41:50 A Józefowi urodzili się dwaj synowie, zanim nadeszły lata głodu,
którą mu urodziła Asenat, córka Potifera, kapłana On.
41:51 Józef nazwał pierworodnego Manassesa imieniem: Bo Bóg powiedział:
sprawił, że zapomniałem o całym moim trudzie io całym domu mego ojca.

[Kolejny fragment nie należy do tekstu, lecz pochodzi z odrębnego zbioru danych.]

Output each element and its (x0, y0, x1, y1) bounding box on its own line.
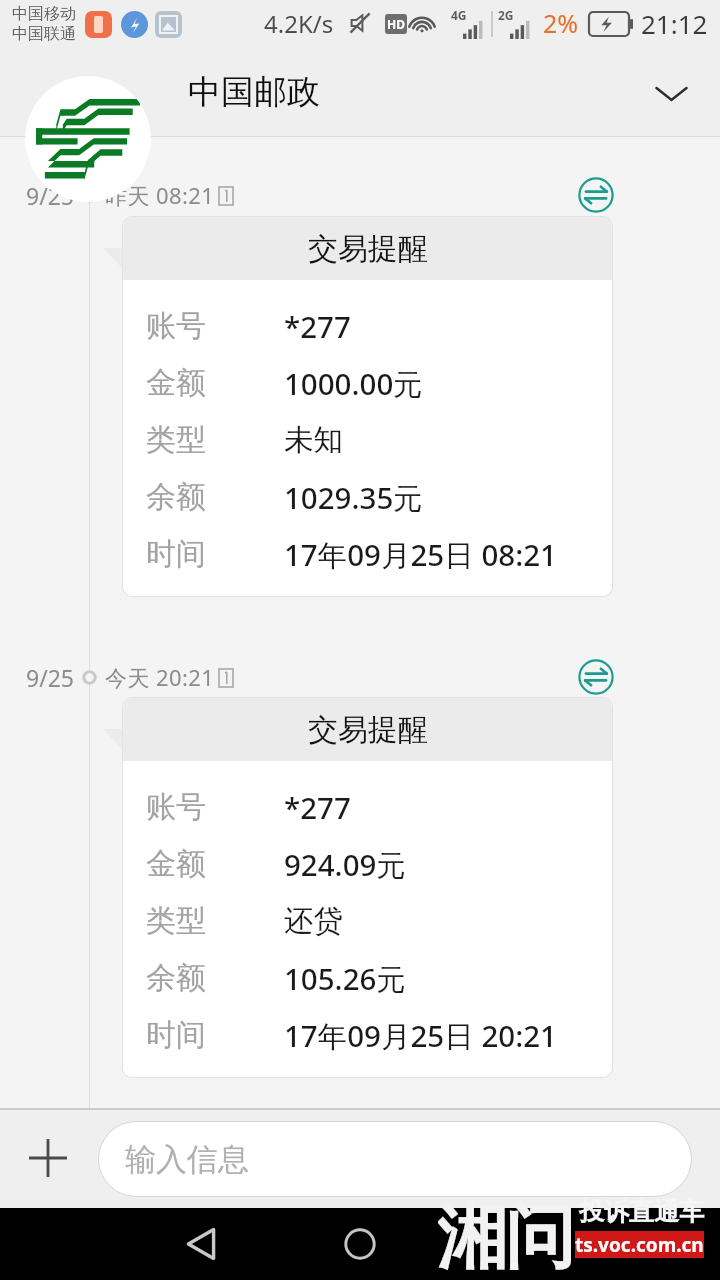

41:52 A imię drugiego nazwał Efraimem: Bóg mi to sprawił
bądźcie płodni w kraju mojej udręki.
41:53 A siedem lat urodzaju, które były w ziemi egipskiej,
zostały zakończone.
41:54 I zaczęło nadchodzić siedem lat niedostatku, tak jak Józef
powiedział: a we wszystkich krajach panował głód; ale w całej ziemi egipskiej
był chleb.
41:55 A gdy w całej ziemi egipskiej panował głód, lud wołał do faraona
za chleb; i rzekł faraon do wszystkich Egipcjan: Idźcie do Józefa; Co
mówi do ciebie, czyń.
41:56 I głód ogarnął całą powierzchnię ziemi, a Józef wszystko otworzył
magazyny i sprzedawali Egipcjanom; a głód wzmógł się
w ziemi egipskiej.
41:57 I wszystkie kraje przybyły do Egiptu do Józefa, aby kupić zboże; ponieważ
że głód był tak dotkliwy we wszystkich krajach.